AMIDEAST’s Education Abroad summer and semester programs, which offer undergraduates credit for Arabic language study and coursework in area studies, attracted 26 students for its intensive Arabic program this summer in Morocco, while applications for its Arabic program in Jordan had to be cut off after reaching the maximum capacity of 70 accepted students. Enrollments in programs in both Morocco and Jordan are strong as the fall semester gets underway.
The uptick in interest is additionally evident in Egypt, where 14 American undergraduate students returned for spring semester, marking a resumption of the program that was suspended and its students evacuated from Cairo within days of the January 25th Revolution. And the interest continues. An Arabic language and service learning program was offered this summer, and enrollment in fall is exceeding the spring term.

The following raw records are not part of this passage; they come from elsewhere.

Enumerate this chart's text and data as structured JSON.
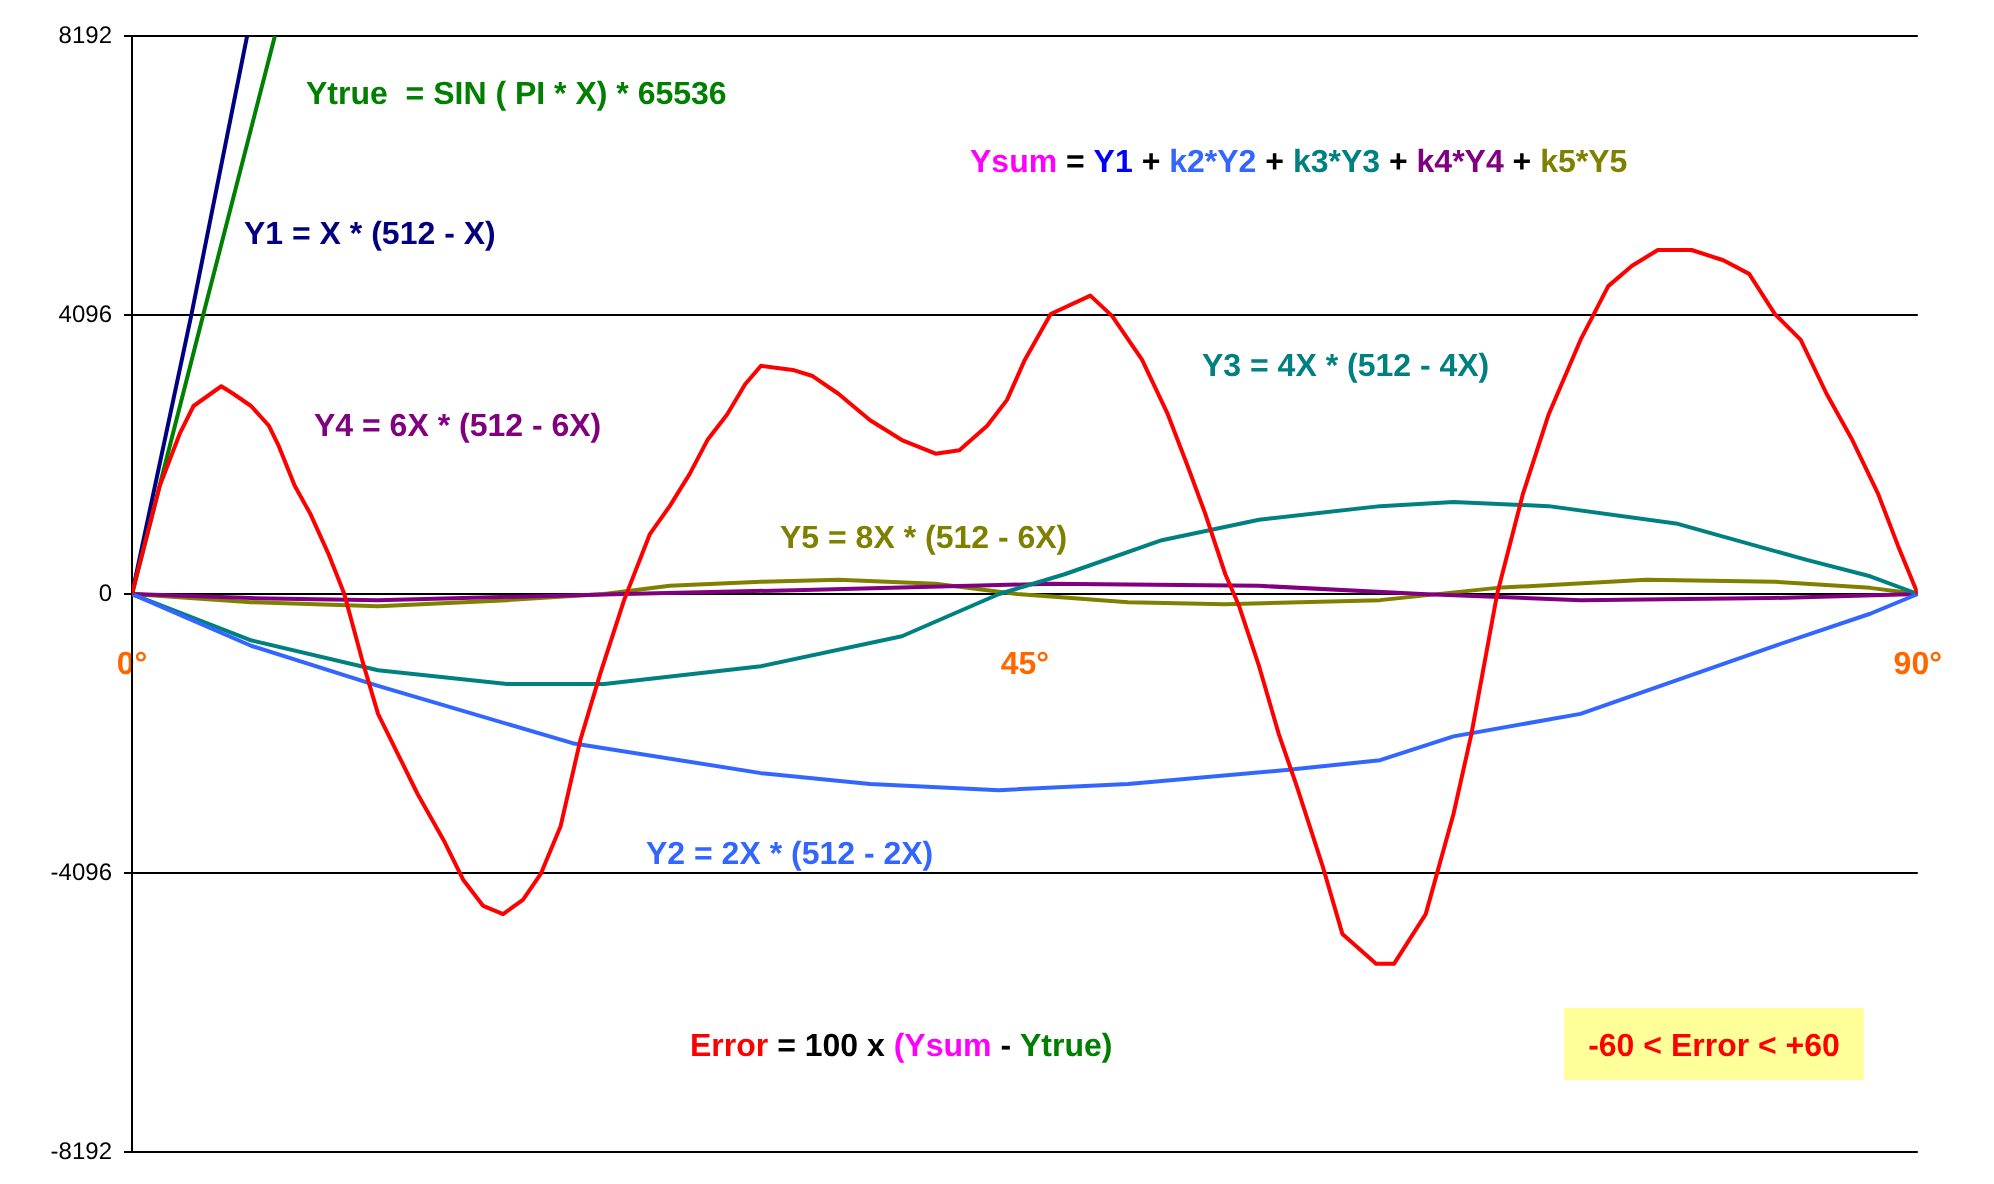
{
  "chart_data": {
    "type": "line",
    "xlim": [
      0,
      90
    ],
    "xticks": [
      {
        "value": 0,
        "label": "0°"
      },
      {
        "value": 45,
        "label": "45°"
      },
      {
        "value": 90,
        "label": "90°"
      }
    ],
    "ylim": [
      -8192,
      8192
    ],
    "yticks": [
      -8192,
      -4096,
      0,
      4096,
      8192
    ],
    "grid": "y",
    "marker": "none",
    "line_style": "solid",
    "legend": false,
    "annotations": [
      "Ysum = Y1 + k2*Y2 + k3*Y3 + k4*Y4 + k5*Y5",
      "Error = 100 x (Ysum - Ytrue)",
      "-60 < Error < +60"
    ],
    "series": [
      {
        "color": "#ff0000",
        "x": [
          0,
          1.4,
          2.4,
          3.1,
          4.5,
          5.1,
          6.0,
          6.9,
          7.4,
          8.2,
          9.0,
          9.9,
          10.7,
          11.6,
          12.4,
          13.4,
          14.4,
          15.7,
          16.7,
          17.7,
          18.7,
          19.7,
          20.6,
          21.6,
          22.6,
          23.6,
          24.8,
          26.1,
          27.1,
          28.1,
          29.0,
          30.0,
          30.9,
          31.7,
          33.3,
          34.3,
          35.6,
          37.2,
          38.8,
          40.5,
          41.7,
          43.1,
          44.1,
          45.0,
          46.3,
          48.3,
          49.4,
          50.9,
          52.2,
          53.2,
          54.1,
          55.1,
          55.8,
          56.8,
          57.8,
          58.7,
          60.0,
          61.0,
          62.7,
          63.6,
          65.2,
          66.6,
          67.5,
          68.8,
          70.1,
          71.4,
          73.0,
          74.4,
          75.6,
          76.9,
          78.6,
          80.2,
          81.5,
          82.8,
          84.1,
          85.4,
          86.7,
          88.0,
          89.0,
          90
        ],
        "values": [
          0,
          1590,
          2350,
          2760,
          3050,
          2940,
          2760,
          2470,
          2170,
          1590,
          1170,
          590,
          0,
          -970,
          -1760,
          -2350,
          -2940,
          -3610,
          -4200,
          -4580,
          -4700,
          -4490,
          -4110,
          -3410,
          -2140,
          -1170,
          -90,
          880,
          1290,
          1760,
          2260,
          2640,
          3080,
          3350,
          3290,
          3200,
          2940,
          2550,
          2260,
          2060,
          2110,
          2470,
          2850,
          3440,
          4110,
          4380,
          4080,
          3440,
          2640,
          1880,
          1170,
          290,
          -180,
          -1060,
          -2060,
          -2820,
          -3990,
          -4990,
          -5430,
          -5430,
          -4700,
          -3230,
          -2060,
          0,
          1470,
          2640,
          3730,
          4520,
          4820,
          5050,
          5050,
          4900,
          4700,
          4110,
          3730,
          2940,
          2260,
          1470,
          710,
          0
        ]
      },
      {
        "name": "Ytrue  = SIN ( PI * X) * 65536",
        "color": "#008000",
        "x": [
          0,
          3.6,
          7.2
        ],
        "values": [
          0,
          4110,
          8192
        ]
      },
      {
        "name": "Y1 = X * (512 - X)",
        "color": "#000080",
        "x": [
          0,
          3.0,
          5.8
        ],
        "values": [
          0,
          4110,
          8192
        ]
      },
      {
        "name": "Y2 = 2X * (512 - 2X)",
        "color": "#3366ff",
        "x": [
          0,
          6.0,
          12.4,
          22.2,
          31.7,
          37.2,
          43.7,
          50.2,
          58.3,
          62.9,
          66.6,
          73.0,
          77.9,
          82.8,
          87.6,
          90
        ],
        "values": [
          0,
          -760,
          -1350,
          -2190,
          -2630,
          -2790,
          -2880,
          -2790,
          -2580,
          -2440,
          -2090,
          -1760,
          -1260,
          -760,
          -290,
          0
        ]
      },
      {
        "name": "Y3 = 4X * (512 - 4X)",
        "color": "#008080",
        "x": [
          0,
          6.0,
          12.4,
          18.9,
          23.8,
          31.7,
          38.8,
          43.7,
          47.0,
          51.9,
          56.8,
          62.9,
          66.6,
          71.4,
          77.9,
          84.4,
          87.6,
          90
        ],
        "values": [
          0,
          -680,
          -1120,
          -1320,
          -1320,
          -1060,
          -620,
          0,
          290,
          790,
          1090,
          1290,
          1350,
          1290,
          1030,
          500,
          260,
          0
        ]
      },
      {
        "name": "Y4 = 6X * (512 - 6X)",
        "color": "#800080",
        "x": [
          0,
          6.0,
          12.4,
          24.8,
          33.9,
          46.3,
          56.8,
          65.0,
          73.0,
          82.6,
          90
        ],
        "values": [
          0,
          -60,
          -90,
          0,
          60,
          150,
          120,
          0,
          -90,
          -60,
          0
        ]
      },
      {
        "name": "Y5 = 8X * (512 - 6X)",
        "color": "#808000",
        "x": [
          0,
          6.0,
          12.4,
          18.9,
          23.8,
          27.1,
          31.7,
          35.6,
          40.5,
          44.6,
          50.2,
          55.1,
          62.9,
          68.8,
          76.3,
          82.8,
          87.6,
          90
        ],
        "values": [
          0,
          -120,
          -180,
          -90,
          0,
          120,
          180,
          210,
          150,
          0,
          -120,
          -150,
          -90,
          90,
          210,
          180,
          90,
          0
        ]
      }
    ]
  }
}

That’s not the only good news. AMIDEAST was pleased to reach an agreement in principle with the Associated Colleges of the Midwest (ACM) in May. Under it, students from ACM colleges will be eligible for a new joint program planned for Jordan beginning in fall 2013.
Besides AMIDEAST Education Abroad programs, which are offered on an open-enrollment basis, AMIDEAST has for many years designed and implemented customized programs in coordination with a variety of sponsoring institutions. In Morocco alone, AMIDEAST/Rabat offered a dozen such programs this summer, enrolling some 160 students in all. Arabic language training was popular, accounting for 35 students in the U.S. Department of State-funded Critical Language Scholarships Program, and some 75 others from a variety of institutions including the Defense Language Institute, Marquette University, and the Universities of Iowa and Virginia.

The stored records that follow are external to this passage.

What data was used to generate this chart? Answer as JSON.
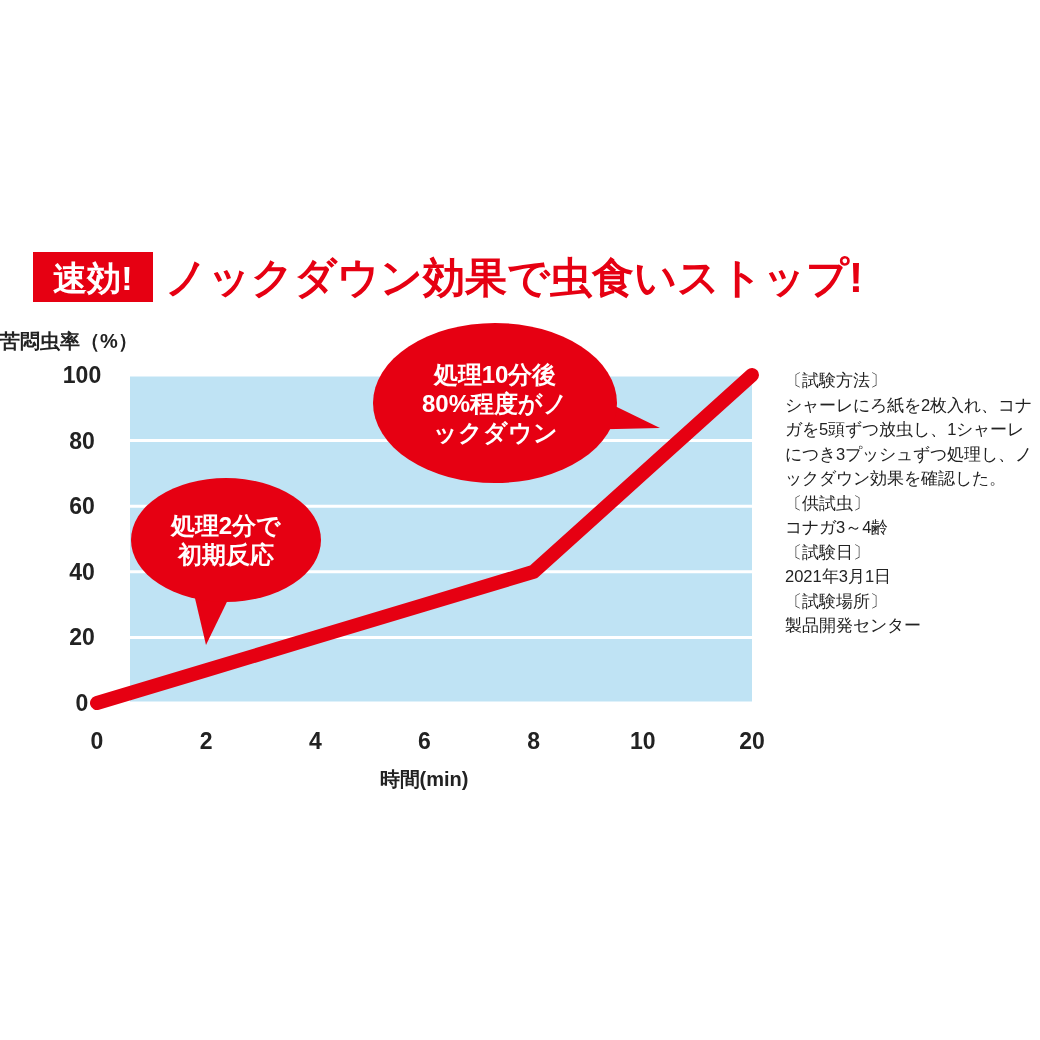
{
  "chart_data": {
    "type": "line",
    "title": "速効! ノックダウン効果で虫食いストップ!",
    "xlabel": "時間(min)",
    "ylabel": "苦悶虫率（%）",
    "categories": [
      "0",
      "2",
      "4",
      "6",
      "8",
      "10",
      "20"
    ],
    "series": [
      {
        "color": "#e60012",
        "values": [
          0,
          10,
          20,
          30,
          40,
          70,
          100
        ]
      }
    ],
    "ylim": [
      0,
      100
    ],
    "yticks": [
      0,
      20,
      40,
      60,
      80,
      100
    ],
    "grid": "y",
    "annotations": [
      "処理2分で初期反応",
      "処理10分後80%程度がノックダウン",
      "〔試験方法〕",
      "シャーレにろ紙を2枚入れ、コナガを5頭ずつ放虫し、1シャーレにつき3プッシュずつ処理し、ノックダウン効果を確認した。",
      "〔供試虫〕",
      "コナガ3～4齢",
      "〔試験日〕",
      "2021年3月1日",
      "〔試験場所〕",
      "製品開発センター"
    ]
  }
}
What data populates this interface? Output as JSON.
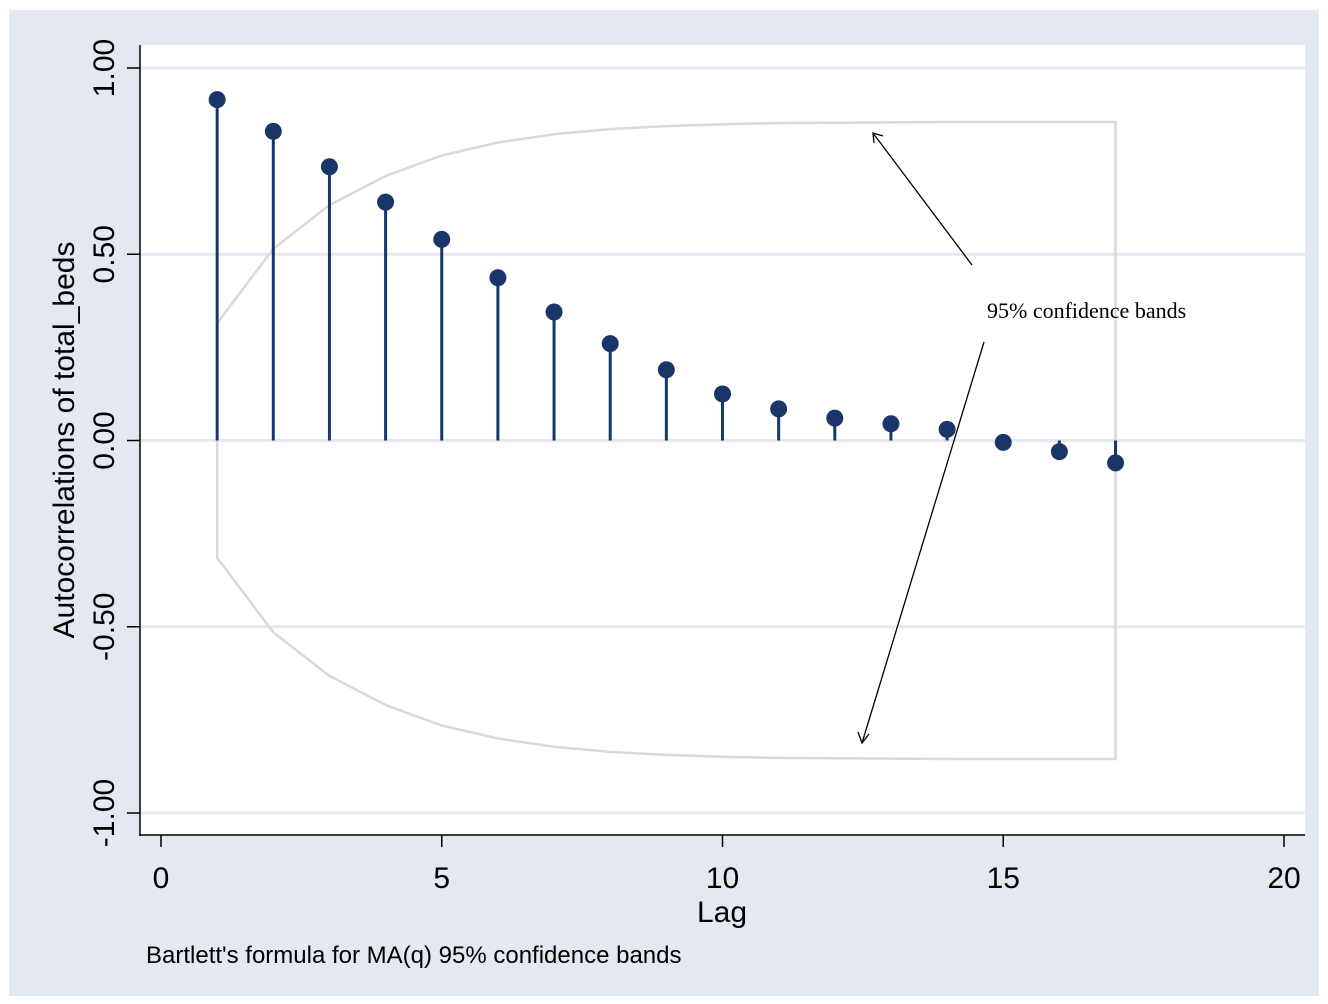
{
  "chart_data": {
    "type": "stem",
    "xlabel": "Lag",
    "ylabel": "Autocorrelations of total_beds",
    "note": "Bartlett's formula for MA(q) 95% confidence bands",
    "annotation": "95% confidence bands",
    "xlim": [
      0,
      20
    ],
    "ylim": [
      -1.0,
      1.0
    ],
    "x_ticks": [
      0,
      5,
      10,
      15,
      20
    ],
    "x_tick_labels": [
      "0",
      "5",
      "10",
      "15",
      "20"
    ],
    "y_ticks": [
      -1.0,
      -0.5,
      0.0,
      0.5,
      1.0
    ],
    "y_tick_labels": [
      "-1.00",
      "-0.50",
      "0.00",
      "0.50",
      "1.00"
    ],
    "grid": true,
    "series": [
      {
        "lags": [
          1,
          2,
          3,
          4,
          5,
          6,
          7,
          8,
          9,
          10,
          11,
          12,
          13,
          14,
          15,
          16,
          17
        ],
        "values": [
          0.915,
          0.83,
          0.735,
          0.64,
          0.54,
          0.437,
          0.345,
          0.26,
          0.19,
          0.125,
          0.085,
          0.06,
          0.045,
          0.03,
          -0.005,
          -0.03,
          -0.06
        ]
      }
    ],
    "confidence_band": {
      "lags": [
        1,
        2,
        3,
        4,
        5,
        6,
        7,
        8,
        9,
        10,
        11,
        12,
        13,
        14,
        15,
        16,
        17
      ],
      "upper": [
        0.315,
        0.515,
        0.632,
        0.71,
        0.765,
        0.8,
        0.822,
        0.836,
        0.844,
        0.849,
        0.852,
        0.853,
        0.854,
        0.855,
        0.855,
        0.855,
        0.855
      ]
    }
  },
  "colors": {
    "page_background": "#e3e8f1",
    "plot_background": "#ffffff",
    "gridline": "#e3e8f1",
    "marker": "#1a3668",
    "band": "#d9d9d9",
    "axis": "#000000"
  }
}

AMIDEAST/Rabat also worked with several institutions to customize programs with a specific academic focus. This year it hosted students in a public health course from the University of Wisconsin/Milwaukee, as well as students from the Lauder Institute of the Wharton School at the University of Pennsylvania seeking to strengthen their Arabic and French proficiency and understanding of local business conditions in support of the dual focus of their joint MBA/master’s degree programs in area studies. It was also pleased to work with Penn State’s Engineering Leadership Development Program for the sixth consecutive year in support of a unique cross-cultural collaborative program focused on development of engineering solutions that meet local needs.
In addition to programs for college students, AMIDEAST helped implement programs in Oman, Morocco, and Jordan that expanded the horizons of nearly 75 high school students through cultural immersion, homestays, language study, and opportunities to explore special interests such as traditional Islamic arts and conflict resolution. They included 35 American teens who spent six weeks studying intensive Arabic (20 in Morocco and 15 in Oman) on scholarships awarded through the U.S. Department of State-funded National Security Language Initiative for Youth.
“Interest in studying Arabic continues to grow by leaps and bounds, as does a deeper interest in understanding Arab society and culture. The trend line began before 9/11 and has received another boost from the Arab Spring,” says Jerry Bookin-Weiner, AMIDEAST’s Director of Education Abroad. “We are delighted that so many students are able to have deep and meaningful experiences through our programs.”